Attleboro ‘Angel’ Reunites 19th-Century Taunton Photograph With Rightful Owner
A picture is worth a thousand words, and the mission of one Attleboro woman is priceless. Kate Kelley is the founder of "Photo Angel" and has made it her goal to reunite families with lost and forgotten photographs found in antique shops.
Her latest finding brought her face-to-face with a father and son duo from Taunton, and she tracked down a relative not too far away.

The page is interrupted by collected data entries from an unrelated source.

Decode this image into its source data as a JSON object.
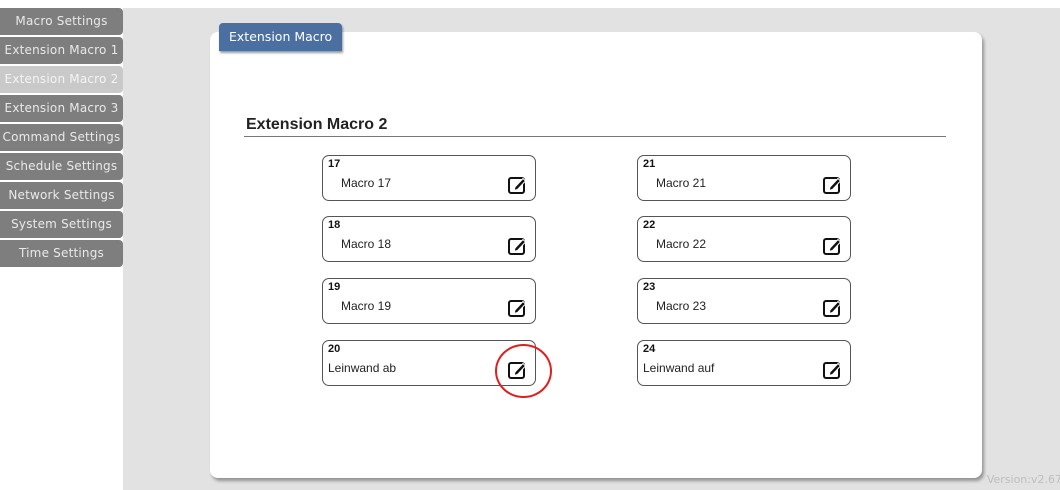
{
  "sidebar": {
    "items": [
      {
        "label": "Macro Settings"
      },
      {
        "label": "Extension Macro 1"
      },
      {
        "label": "Extension Macro 2"
      },
      {
        "label": "Extension Macro 3"
      },
      {
        "label": "Command Settings"
      },
      {
        "label": "Schedule Settings"
      },
      {
        "label": "Network Settings"
      },
      {
        "label": "System Settings"
      },
      {
        "label": "Time Settings"
      }
    ],
    "active_index": 2
  },
  "panel": {
    "tab_label": "Extension Macro",
    "section_title": "Extension Macro 2"
  },
  "macros": [
    {
      "number": "17",
      "name": "Macro 17"
    },
    {
      "number": "18",
      "name": "Macro 18"
    },
    {
      "number": "19",
      "name": "Macro 19"
    },
    {
      "number": "20",
      "name": "Leinwand ab"
    },
    {
      "number": "21",
      "name": "Macro 21"
    },
    {
      "number": "22",
      "name": "Macro 22"
    },
    {
      "number": "23",
      "name": "Macro 23"
    },
    {
      "number": "24",
      "name": "Leinwand auf"
    }
  ],
  "version": "Version:v2.67",
  "colors": {
    "nav_bg": "#7e7e7e",
    "nav_active_bg": "#c9c9c9",
    "tab_bg": "#4a6fa0",
    "highlight_circle": "#e02020"
  },
  "icons": {
    "edit": "edit-icon"
  }
}
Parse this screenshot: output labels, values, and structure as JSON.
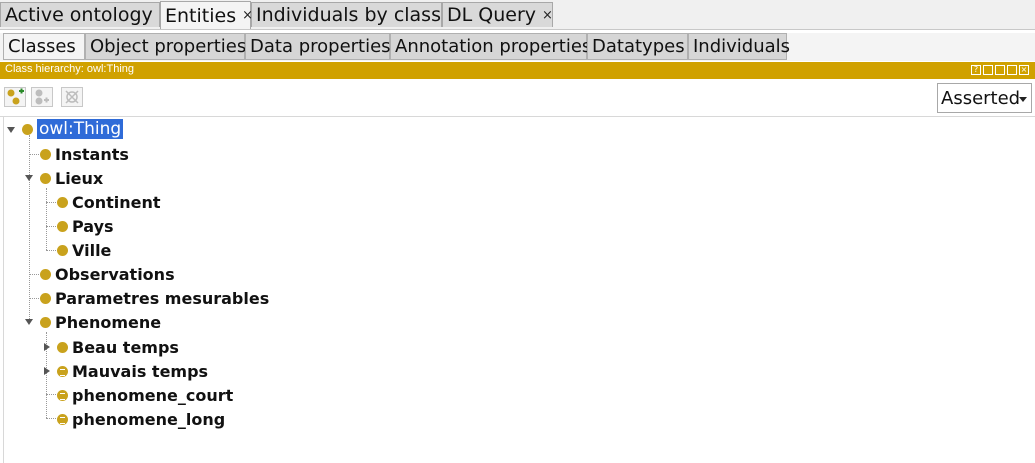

“I’m a schoolteacher, so now I can pursue my passion all summer long,” Kelley said on her way to an antique store. Around May of this year, she and her mother were going through old family photos that previously belonged to her grandparents when they came across several photos of people that were not relatives. Kelley sent them off to the rightful owners, which were family friends of her grandparents that lived in Tennessee. From that moment on, she was hooked on reuniting timeless photographs with their families.
“I would visit antique stores in the past and I was always heartbroken to find boxes of old photographs in a store,” Kelley said. So, she decided to start buying these photos, and with the help of Ancestry.com, would locate the relatives.
Kelley explained that when a person uploads their family tree to Ancestry, she can type in the name on the back of the photo and the correct tree will pop up, allowing her to privately message the person who originally uploaded the tree.
Kelley has sent out hundreds of photos since May, and her latest find was at a shop in West Bridgewater.
It was an old, weathered photo of a father and his son. Both of their names were on the back: William Gordon and his son, William Haslam Gordon. The portrait was taken in England before they immigrated to Taunton, Massachusetts. Kelley began researching and connected with Bill (aka William) Tripp of Connecticut, who was elated over the photograph.
“I am paraphrasing here,” said Kelley, “But when I sent the man the photo he said, ‘You’ve got to be kidding me, I’m writing a book on the little boy in that picture!’”
Tripp shared with Kelley that he is a “junior” named after his father, who was named after his father, who was named after his, who in turn, was named after his father.
“My name literally came from the man in the photo, my great great great grandfather,” Tripp told Kelley.
Even though Tripp is in the process of writing a book about the little boy in the photograph, this was the first photo he had ever seen of William H. Gordon as a child.
Kate Kelley shares her findings and stories online and is proud of her project, thoughtfully named "Photo Angel," as she continues to reunite forgotten photographs with their rightful owners.